Joseph Louis Gay-Lussac was a member of the Saint Petersburg Academy of science (1826). His name was included in the list of the greatest French scientists which is situated on the first floor of the Eifel Tower.

Childhood and youth

Joseph Louis Gay-Lussac, one of the greatest French scientists, was born on the 6th of December in 1778 in a place under the name Saint-Leonard-de-Noblat, in the department of Haute-Vienna of the Limousin province. His grandfather was a doctor and father was a royal prosecutor and judge in Saint-de-Noblat.

When Gay-Lussac was eleven, the revolution of 1789 happened and sharply changed family’s life. In 1793 Gay-Lussac’s father was arrested according to the law “about suspicious people” and transferred to Paris. Joseph Louis also went there in order to intercede for him. Authorities tried to send him to the army which fought in Vendee but Gay-Lussac managed to avoid conscription because of his law knowledge.

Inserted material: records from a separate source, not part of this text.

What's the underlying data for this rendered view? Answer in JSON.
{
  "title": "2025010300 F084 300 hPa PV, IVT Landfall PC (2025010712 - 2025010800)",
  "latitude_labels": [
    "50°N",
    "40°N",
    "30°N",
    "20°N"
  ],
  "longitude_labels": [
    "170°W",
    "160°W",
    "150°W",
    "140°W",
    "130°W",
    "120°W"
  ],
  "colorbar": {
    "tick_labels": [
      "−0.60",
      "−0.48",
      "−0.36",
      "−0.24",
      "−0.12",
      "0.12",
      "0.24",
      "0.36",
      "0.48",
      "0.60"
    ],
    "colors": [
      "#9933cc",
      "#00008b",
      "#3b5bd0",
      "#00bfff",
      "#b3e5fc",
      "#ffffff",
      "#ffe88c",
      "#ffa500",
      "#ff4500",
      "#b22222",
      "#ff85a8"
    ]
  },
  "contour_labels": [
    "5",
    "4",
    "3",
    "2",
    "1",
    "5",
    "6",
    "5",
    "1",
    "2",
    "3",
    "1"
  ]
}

After the governmental overturn on the 27th of July in 1794 which deposed Jacobinic dictatorship Gay-Lussac’s father was set free. In 1795 he sent his son to the boarding school Savur in Paris which soon was closed because of famine, and Gay-Lussac was sent to another boarding school near Paris.

On the 26 of December in 1798 Joseph Louis Gay-Lussac brilliantly passed exams and became a student in the Polytechnic school in Paris with the payment of 30 francs. In 1800 he became one of the best students and got a position in the laboratory of a famous chemist Berthollet. At that time he also became an assistant of a famous chemist Fourcroy and started to make lectures, soon he was known as one of the best teachers of the Polytechnic school.

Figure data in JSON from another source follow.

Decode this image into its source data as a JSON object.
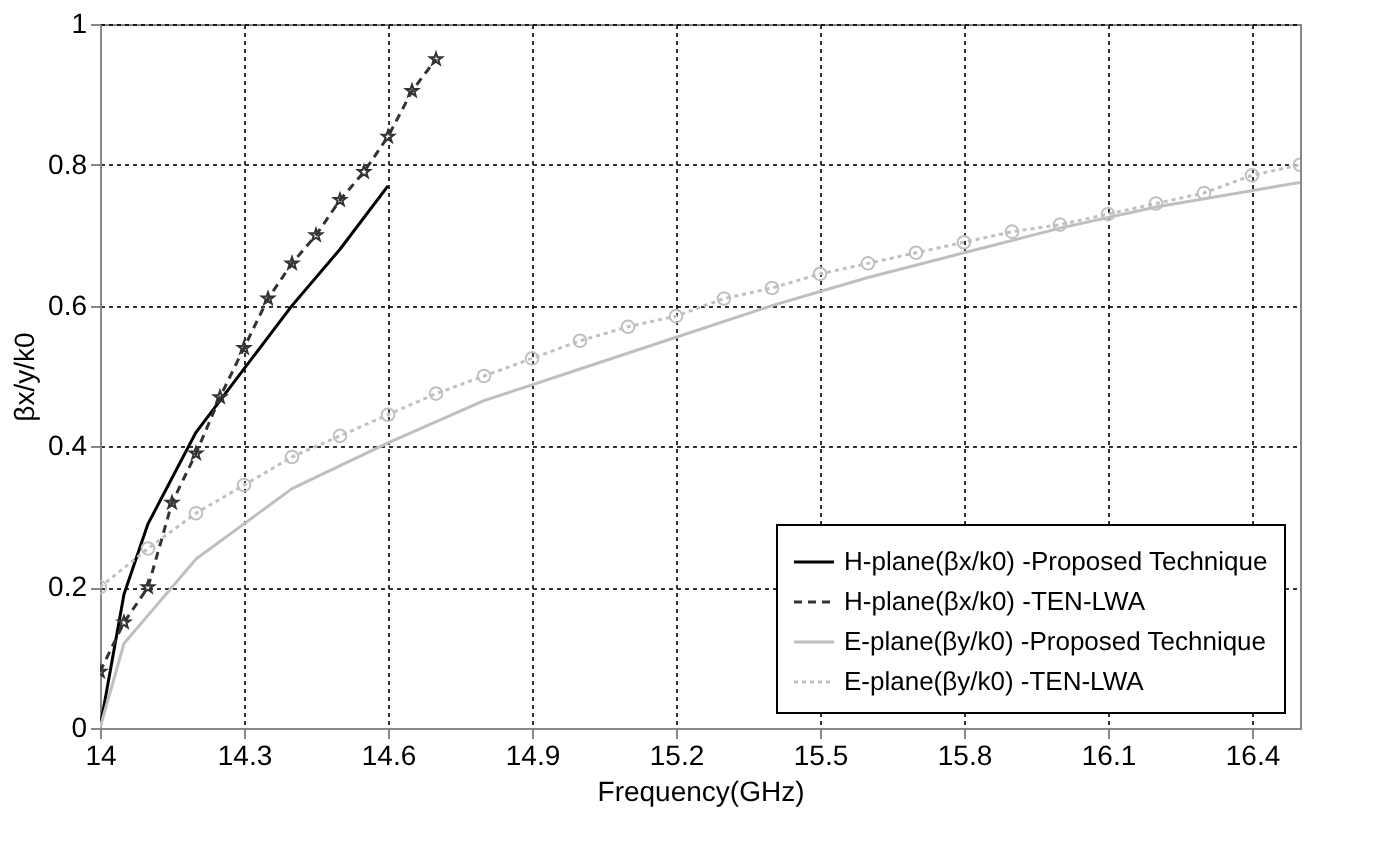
{
  "chart_data": {
    "type": "line",
    "xlabel": "Frequency(GHz)",
    "ylabel": "βx/y/k0",
    "xlim": [
      14,
      16.5
    ],
    "xticks": [
      14,
      14.3,
      14.6,
      14.9,
      15.2,
      15.5,
      15.8,
      16.1,
      16.4
    ],
    "ylim": [
      0,
      1
    ],
    "yticks": [
      0,
      0.2,
      0.4,
      0.6,
      0.8,
      1
    ],
    "grid": true,
    "legend": "bottom right",
    "series": [
      {
        "name": "H-plane(βx/k0) -Proposed Technique",
        "color": "#000000",
        "line_style": "solid",
        "marker": "none",
        "x": [
          14,
          14.05,
          14.1,
          14.2,
          14.3,
          14.4,
          14.5,
          14.6
        ],
        "values": [
          0,
          0.19,
          0.29,
          0.42,
          0.51,
          0.6,
          0.68,
          0.77
        ]
      },
      {
        "name": "H-plane(βx/k0) -TEN-LWA",
        "color": "#333333",
        "line_style": "dashed",
        "marker": "star",
        "x": [
          14,
          14.05,
          14.1,
          14.15,
          14.2,
          14.25,
          14.3,
          14.35,
          14.4,
          14.45,
          14.5,
          14.55,
          14.6,
          14.65,
          14.7
        ],
        "values": [
          0.08,
          0.15,
          0.2,
          0.32,
          0.39,
          0.47,
          0.54,
          0.61,
          0.66,
          0.7,
          0.75,
          0.79,
          0.84,
          0.905,
          0.95
        ]
      },
      {
        "name": "E-plane(βy/k0) -Proposed Technique",
        "color": "#bfbfbf",
        "line_style": "solid",
        "marker": "none",
        "x": [
          14,
          14.05,
          14.1,
          14.2,
          14.3,
          14.4,
          14.6,
          14.8,
          15,
          15.2,
          15.4,
          15.6,
          15.8,
          16,
          16.2,
          16.5
        ],
        "values": [
          0,
          0.12,
          0.16,
          0.24,
          0.29,
          0.34,
          0.405,
          0.465,
          0.51,
          0.555,
          0.6,
          0.64,
          0.675,
          0.71,
          0.74,
          0.775
        ]
      },
      {
        "name": "E-plane(βy/k0) -TEN-LWA",
        "color": "#c0c0c0",
        "line_style": "dotted",
        "marker": "circle",
        "x": [
          14,
          14.1,
          14.2,
          14.3,
          14.4,
          14.5,
          14.6,
          14.7,
          14.8,
          14.9,
          15,
          15.1,
          15.2,
          15.3,
          15.4,
          15.5,
          15.6,
          15.7,
          15.8,
          15.9,
          16,
          16.1,
          16.2,
          16.3,
          16.4,
          16.5
        ],
        "values": [
          0.2,
          0.255,
          0.305,
          0.345,
          0.385,
          0.415,
          0.445,
          0.475,
          0.5,
          0.525,
          0.55,
          0.57,
          0.585,
          0.61,
          0.625,
          0.645,
          0.66,
          0.675,
          0.69,
          0.705,
          0.715,
          0.73,
          0.745,
          0.76,
          0.785,
          0.8
        ]
      }
    ]
  }
}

Experiments with balloons (1804)

In 1804 Gay-Lussac decided to make an ascent on the balloon in order to determine the dependence of Earth magnetic field and air temperature from height. Experiments which were made before (measurements in Alps and ascents on a balloon in Gamburg on the 18th of July in 1803 and in Saint Petersburg on the 30th of June in 1804) helped to discover some lowering of the magnetic field with height. Young scientists Gay-Lussac and Bio were charged to repeat these experiments.

In the morning on the 16th in 1804 Gay-Lussac reached the height 7016 meters and made a world record of ascent’s height on balloon. He made measurements of air temperature and proved that snow on the mountains was not the result of mountains’ influence. But because of the big speed of ascent Gay-Lussac couldn’t measure sharp temperature’s dependence from height.

With the help of Saussur’s Hygrometer Gay-Lussac also measured relative air humidity and discovered that it fast decreased with height. These measurements were considered as erroneous because the device didn’t take into account temperature’s decrease.

In 1804 it was known that content of oxygen and nitrogen in the air was equal in different latitudes anв near Earth’s surface it didn’t depend of height. Gay-Lussac got a sample of atmospheric air on the height 6636 meters and its study proved that facts and didn’t discover impurities of nitrogen in the air. These experiments disproved existed conceptions that meteors and other similar phenomena were provoked by nitrogen burning in top layers of atmosphere.

During the ascent Gay-Lussac investigated physiologic influence of air for human’s organism (difficulty in breathing, hurried heartbeat, dryness in throat) but he considered conditions on the height 7016 rather acceptable not to interrupt investigations.